In an article to mark LGBT+ History Month, I've been thinking about two key changes that have driven the shift in public attitudes over the last thirty years.
This year’s LGBT+ history month has been dominated by Russell T Davis’s acclaimed Channel 4 TV drama set in the 1980s, It’s A Sin, and its recollection of those terrible days at the start of the HIV/AIDS epidemic.
The series and the accompanying discussions have been a powerful reminder of the taboos, the discrimination and the pain from which so many people suffered in those days. It’s particularly distressing to look back on the language used by some MPs, others in authority and tabloid journalists. Whether the result of ignorance or prejudice, the sentiments expressed still have the capacity to hurt, and the words used can be difficult to forgive.

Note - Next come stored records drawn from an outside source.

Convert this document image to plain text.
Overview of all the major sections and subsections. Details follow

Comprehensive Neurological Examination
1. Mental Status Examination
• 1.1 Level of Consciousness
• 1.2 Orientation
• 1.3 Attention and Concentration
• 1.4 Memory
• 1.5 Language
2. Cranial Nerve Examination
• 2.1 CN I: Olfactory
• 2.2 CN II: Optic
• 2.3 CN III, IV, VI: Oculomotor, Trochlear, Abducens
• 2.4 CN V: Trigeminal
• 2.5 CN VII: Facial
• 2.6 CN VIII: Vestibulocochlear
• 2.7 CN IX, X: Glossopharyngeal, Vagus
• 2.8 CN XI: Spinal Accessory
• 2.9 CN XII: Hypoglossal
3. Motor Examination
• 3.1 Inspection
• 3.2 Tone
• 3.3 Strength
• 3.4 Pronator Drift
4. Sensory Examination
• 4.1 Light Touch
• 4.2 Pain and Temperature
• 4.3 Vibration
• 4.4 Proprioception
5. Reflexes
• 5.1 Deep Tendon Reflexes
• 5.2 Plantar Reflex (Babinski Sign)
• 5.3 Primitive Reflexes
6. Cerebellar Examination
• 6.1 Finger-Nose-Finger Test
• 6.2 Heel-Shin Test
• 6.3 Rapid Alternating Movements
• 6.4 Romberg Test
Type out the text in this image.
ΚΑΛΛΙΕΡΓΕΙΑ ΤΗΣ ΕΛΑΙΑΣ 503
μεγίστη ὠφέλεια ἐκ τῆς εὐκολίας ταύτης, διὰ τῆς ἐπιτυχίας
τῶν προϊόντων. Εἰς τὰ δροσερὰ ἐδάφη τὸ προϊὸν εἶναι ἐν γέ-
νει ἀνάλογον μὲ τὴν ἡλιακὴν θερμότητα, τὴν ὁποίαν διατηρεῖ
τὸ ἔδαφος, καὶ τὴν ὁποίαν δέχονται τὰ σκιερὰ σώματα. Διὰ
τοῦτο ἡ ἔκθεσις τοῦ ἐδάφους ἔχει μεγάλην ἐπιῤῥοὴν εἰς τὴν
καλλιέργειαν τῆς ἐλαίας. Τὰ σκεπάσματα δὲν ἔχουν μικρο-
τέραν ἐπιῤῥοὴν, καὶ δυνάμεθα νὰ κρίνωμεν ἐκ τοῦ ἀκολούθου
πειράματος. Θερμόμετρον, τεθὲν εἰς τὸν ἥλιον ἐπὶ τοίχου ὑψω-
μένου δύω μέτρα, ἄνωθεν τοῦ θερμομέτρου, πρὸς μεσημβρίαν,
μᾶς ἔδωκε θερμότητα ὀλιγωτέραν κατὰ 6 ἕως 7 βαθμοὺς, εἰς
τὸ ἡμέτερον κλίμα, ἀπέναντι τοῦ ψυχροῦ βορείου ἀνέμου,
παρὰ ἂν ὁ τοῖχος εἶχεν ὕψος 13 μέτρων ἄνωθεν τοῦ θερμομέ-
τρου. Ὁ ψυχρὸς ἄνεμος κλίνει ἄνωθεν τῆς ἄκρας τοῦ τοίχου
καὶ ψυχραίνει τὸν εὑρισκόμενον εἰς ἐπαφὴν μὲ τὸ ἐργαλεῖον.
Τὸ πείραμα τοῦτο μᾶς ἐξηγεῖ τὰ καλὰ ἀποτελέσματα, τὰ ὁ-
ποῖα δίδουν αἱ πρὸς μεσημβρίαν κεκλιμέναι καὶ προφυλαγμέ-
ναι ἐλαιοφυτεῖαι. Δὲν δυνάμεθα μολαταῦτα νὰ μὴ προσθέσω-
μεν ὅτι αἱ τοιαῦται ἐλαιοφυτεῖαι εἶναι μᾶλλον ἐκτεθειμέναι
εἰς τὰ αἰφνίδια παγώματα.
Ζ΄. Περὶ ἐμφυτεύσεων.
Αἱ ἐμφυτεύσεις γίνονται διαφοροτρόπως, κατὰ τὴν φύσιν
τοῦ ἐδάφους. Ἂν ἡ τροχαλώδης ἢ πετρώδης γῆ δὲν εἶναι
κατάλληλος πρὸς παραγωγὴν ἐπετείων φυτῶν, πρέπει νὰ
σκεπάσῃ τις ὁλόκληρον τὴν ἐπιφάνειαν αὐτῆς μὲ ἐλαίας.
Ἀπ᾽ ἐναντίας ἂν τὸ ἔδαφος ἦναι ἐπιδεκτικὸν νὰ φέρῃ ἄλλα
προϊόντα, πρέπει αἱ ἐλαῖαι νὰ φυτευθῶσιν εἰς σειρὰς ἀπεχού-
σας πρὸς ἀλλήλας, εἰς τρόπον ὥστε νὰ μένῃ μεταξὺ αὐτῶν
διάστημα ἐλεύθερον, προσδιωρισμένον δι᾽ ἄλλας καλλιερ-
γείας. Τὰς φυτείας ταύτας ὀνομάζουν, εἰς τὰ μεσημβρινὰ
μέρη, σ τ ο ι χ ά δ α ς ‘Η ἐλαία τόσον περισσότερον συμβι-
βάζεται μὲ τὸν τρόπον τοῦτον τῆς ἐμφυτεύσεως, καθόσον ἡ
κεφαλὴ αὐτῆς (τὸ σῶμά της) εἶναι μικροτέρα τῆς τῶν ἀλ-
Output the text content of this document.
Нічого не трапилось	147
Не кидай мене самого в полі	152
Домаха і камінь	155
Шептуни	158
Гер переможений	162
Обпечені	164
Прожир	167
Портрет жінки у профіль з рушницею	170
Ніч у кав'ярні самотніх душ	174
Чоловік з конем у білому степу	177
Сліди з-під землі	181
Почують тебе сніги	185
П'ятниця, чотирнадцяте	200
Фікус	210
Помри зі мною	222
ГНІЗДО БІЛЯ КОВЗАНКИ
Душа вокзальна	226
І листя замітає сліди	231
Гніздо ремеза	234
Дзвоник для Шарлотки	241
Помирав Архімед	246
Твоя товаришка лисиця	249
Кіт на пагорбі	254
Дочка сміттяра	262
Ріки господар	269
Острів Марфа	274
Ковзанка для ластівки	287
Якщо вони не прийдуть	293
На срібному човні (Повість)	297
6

Of course, much of this stemmed from fear – especially of a new disease which few understood and for which there was no treatment. Given everything the world has been through over the last twelve months, we can perhaps at least understand where some of those feelings were coming from.
However, with HIV/AIDS, the underlying prejudice against homosexuality was at the root of the reactions. The conviction was widely held (and is sadly still prevalent in too many religious organisations and societies around the world) that gay people were exercising a conscious choice despite knowing that it was “wrong”, that their practices were somehow “unnatural” and were therefore liable to “punishment”.
Here in the UK, even after the passage of the 1967 Act decriminalising homosexual acts for men over 21, there were determined attempts to prevent gay men from contacting each other and building a community – even invoking an obscure 17th century law at one point in order to ban magazines and contact ads. Gay clubs, pubs and shops were the target of police raids throughout the 1970s. Arrests for homosexual offences actually increased after decriminalisation as police focused on those under 21 and other ways in which closeted gay men would meet each other, such as cruising and cottaging.
Thanks to campaigning organisations such as the Campaign for Homosexual Equality (CHE) and magazines such as Gay News, there was some progress in changing attitudes during the 1970s. Social attitudes were undoubtedly on the move before the onset of the AIDS epidemic. According to the government’s social attitudes survey first conducted in 1983, the proportion of people saying homosexuality was wrong stood at 62% (though it was as high as 84% amongst older people, who tended to make the decisions). However disapproval rose to 74% by 1987, and to over 90% amongst people born in the 1910s and 1920s. That was the context for the Thatcher government’s notorious Section 28, passed that year to ban the “promotion” of homosexuality in schools.
As the HIV/AIDS epidemic retreated in the face of new drug treatments – and people began to accept that the disease was not simply a “gay plague”, public disapproval began to retreat again, falling back to 64% by 1993, and progressively thereafter, to as low as 28% in recent years.
What made the change possible? I would argue that two factors were decisive: visibility and community.
Visibility was important, because it brought the idea of homosexuality out of the shadows. Campaigning by CHE, events such as Pride, and people's own willingness to come out all combined to drive two important effects: one, there began to be role models for gay people who were struggling with their sexuality; and two the wider population became more used to the idea of gay people within their own communities or circles of friends and acquaintances. It was more difficult to condemn a whole anonymous group of people out of hand when that you got on well with the gay neighbours - or that the actor or pop singer you liked turned out to be gay or bisexual.
Community was important on all sorts of levels: at its most basic, it ended the feelings of isolation which so many gay people experienced when first coming to terms with who they were. For most of us, that moment at a CHE meeting, in the pub or the disco when you looked round and realised that there were so many others like you was a defining experience.
Then there was the caring and compassionate side of the community – evidenced in the early days by organisations such as Gay Switchboard which helped so many with counselling, advice or just a friendly voice at the other end of the phone. It was from this impulse to help that sprang the numerous HIV/AIDS charities around the world that offered support, practical help and consolation to those suffering from the disease.
Here in the UK, we have made enormous strides over the years in reducing prejudice and getting across the crucial core message that lies at the heart of the issue: sexuality is not a choice, but something you are born with. There is still a long way to go, and as a community we can never truly relax.
For me, the task was summed up very well in the revived Netflix series Queer Eye by one of the presenters, Doncaster-born Tan France. He explained that Queer Eye for the Straight Guy, the first incarnation of the programme made in the early noughties, had been seeking tolerance for gay people; this time round, the producers were seeking acceptance. As one of the few highly visible gay men of the Muslim faith and South Asian origin, he understands very well what’s at stake.
Acceptance may seem a hugely ambitious goal, but when we look back to the days of It’s A Sin thirty years ago, it is amazing to remember just how far we have come.